Infect a PC/VM with the sample with Windows Defender. Multiple times if you can and even better if you use a VPN at least once to boost the prevalence. If WD cloud gathers enough data which seems suspicious to it then it'll automatically create a post infection signature with your name or the name of your sample I mean

 

[bayasdev]

I did not mean that. If you are testing on a virtual machine, was the sample created in the same virtual machine (image) earlier?
Yes, 7zip strips off the mark of origin/web in case of unzipping.

I actually coded it inside the VM earlier, then 7zipped and unpack each time I do a video.

 

[SeriousHoax]

Infect a PC/VM with the sample with Windows Defender. Multiple times if you can and even better if you use a VPN at least once to boost the prevalence. If WD cloud gathers enough data which seems suspicious to it then it'll automatically create a post infection signature with your name or the name of your sample I mean

I just noticed you already tested WD. So I guess the cloud analysis alone wasn't enough to create a post infection signature.

 

[Parsh]

I actually coded it inside the VM earlier, then 7zipped and unpack each time I do a video.

I cannot tell for sure, but that could be a reason for the file to be allowed by all AVs — to not raise a most certain FP. On the premise that the user has created the file intentionally for use. Ultimately it's an exe file, still it's interesting that static/real-time scans also got nothing.
If that's the reason, typical AVs that use that check might not flag your sample. But tools like dedicated anti-ransomware apps that mainly rely only on encryption-like behavior may block it.
Could you create a different VM, using a fresh new image, then import and test this file with some AVs again when time allows?

 

[bayasdev]

I just noticed you already tested WD. So I guess the cloud analysis alone wasn't enough to create a post infection signature.
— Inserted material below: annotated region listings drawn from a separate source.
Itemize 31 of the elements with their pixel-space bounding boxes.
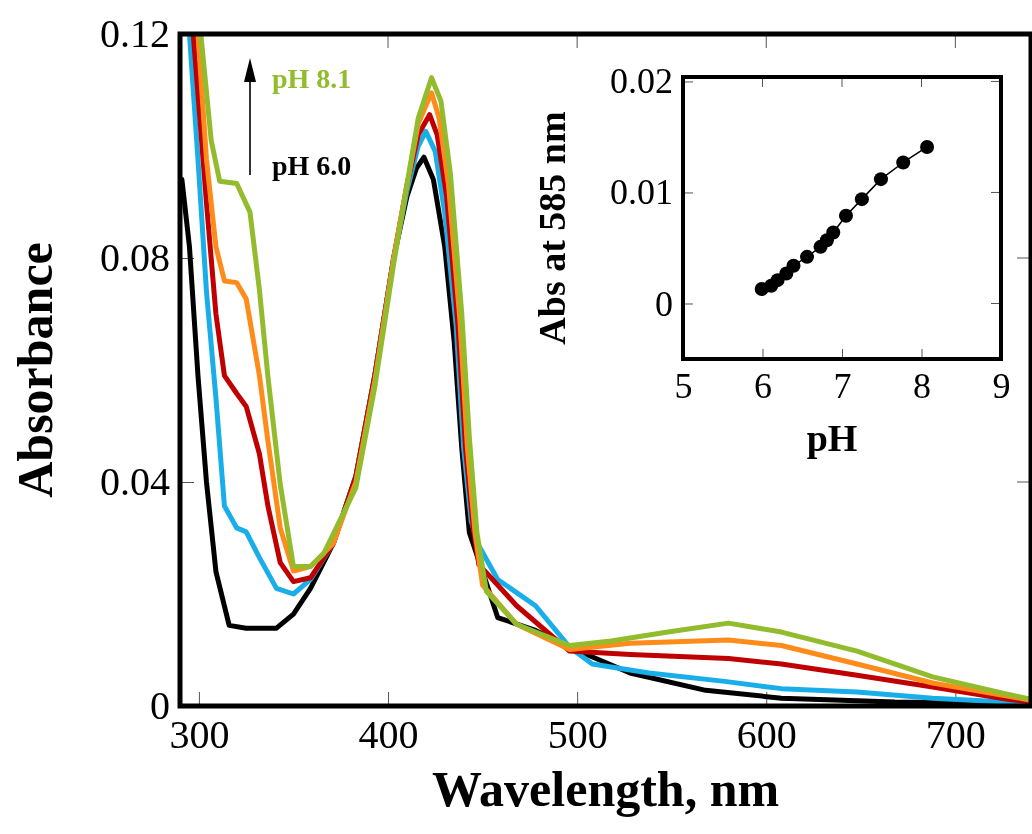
x-tick-label: 400 <box>358 712 419 757</box>
point <box>854 192 869 207</box>
x-tick-label: 6 <box>754 365 772 406</box>
point <box>826 225 841 240</box>
text: pH 6.0 <box>272 150 352 181</box>
x-tick-label: 700 <box>925 712 986 757</box>
y-axis-title: Absorbance <box>7 242 63 498</box>
x-tick-label: 300 <box>169 712 230 757</box>
y-tick-label: 0.02 <box>610 61 673 102</box>
point <box>896 155 911 170</box>
y-tick-label: 0.04 <box>100 459 170 505</box>
x-tick-label: 7 <box>833 365 852 406</box>
point <box>873 172 888 187</box>
x-tick-label: 600 <box>736 712 797 757</box>
point <box>800 249 815 264</box>
x-tick-label: 8 <box>913 365 931 406</box>
y-tick-label: 0.08 <box>100 235 170 281</box>
text: pH 8.1 <box>272 63 352 94</box>
y-tick-label: 0 <box>655 283 673 324</box>
point <box>786 258 801 273</box>
y-tick-label: 0 <box>150 683 170 729</box>
y-tick-label: 0.01 <box>610 172 673 213</box>
x-tick-label: 5 <box>674 365 693 406</box>
y-axis-title: Abs at 585 nm <box>531 111 573 345</box>
x-tick-label: 9 <box>992 365 1011 406</box>
x-axis-title: Wavelength, nm <box>431 761 780 817</box>
y-tick-label: 0.12 <box>100 11 170 57</box>
x-axis-title: pH <box>806 417 858 459</box>
point <box>838 208 853 223</box>
point <box>920 139 935 154</box>
x-tick-label: 500 <box>547 712 608 757</box>
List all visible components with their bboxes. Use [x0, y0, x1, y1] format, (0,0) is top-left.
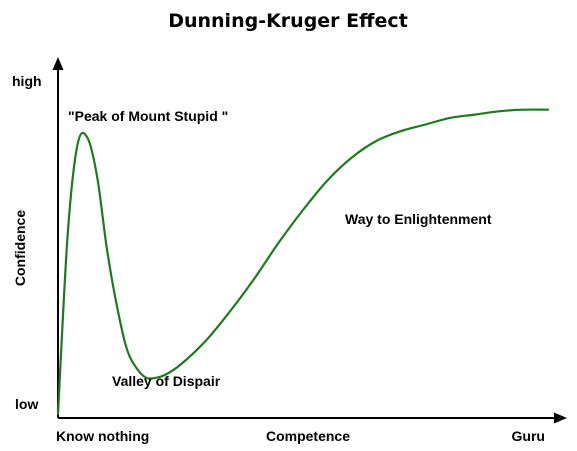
x-tick-guru: Guru [512, 428, 545, 444]
y-tick-high: high [12, 73, 42, 89]
y-axis-arrow [52, 57, 64, 70]
chart-title: Dunning-Kruger Effect [168, 10, 408, 32]
y-axis-label: Confidence [12, 210, 28, 286]
x-axis-arrow [554, 412, 567, 424]
annotation-peak-of-mount-stupid: "Peak of Mount Stupid " [68, 108, 228, 124]
x-axis-label: Competence [266, 428, 350, 444]
annotation-way-to-enlightenment: Way to Enlightenment [345, 211, 492, 227]
confidence-curve [56, 108, 550, 416]
y-tick-low: low [15, 396, 38, 412]
x-tick-know-nothing: Know nothing [56, 428, 149, 444]
annotation-valley-of-dispair: Valley of Dispair [112, 373, 221, 389]
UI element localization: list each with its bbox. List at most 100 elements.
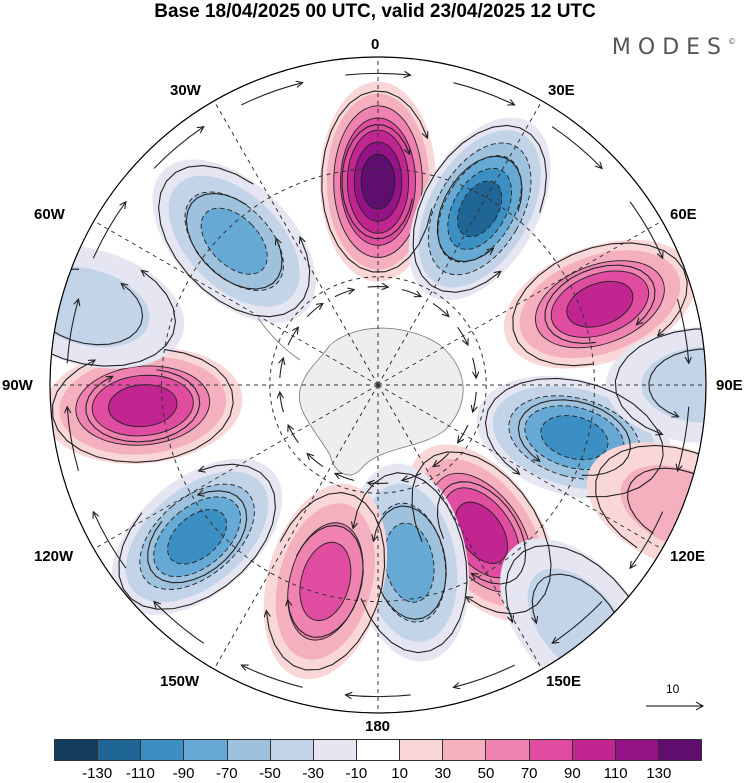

I remember that @Robbie on a FB group posted that WD detected a 0day ransomware 3/2 days later after the machine was encrypted.

 

[SeriousHoax]

I remember that @Robbie on a FB group posted that WD detected a 0day ransomware 3/2 days later after the machine was encrypted.

That's possible if he was talking about local signatures. That can take few days but their cloud usually create signatures pretty quickly but there could always be some special cases I guess.

 

[MacDefender]

Now it's detected by Kaspersky's cloud as "UDS:Hoax.Win64.FakeRansom.a"
View attachment 238188
Also there's a analysis by their Threat Intelligence Portal:

Kaspersky Threat Intelligence Portal

Kaspersky Threat Intelligence Portal allows you to scan files, domains, IP addresses, and URLs for threats, malware, viruses

opentip.kaspersky.com

Did someone submit it or was this automatic?

Kaspersky was also super aggressive in my testing at the cloud having a reaction. I had to recompile my sample with a bit more obfuscation midway through testing because it started getting blocked statically on other VMs after I clicked the button saying to undo.

No other AV I tested did this -- I suspect they required more than one or two hosts detecting a binary.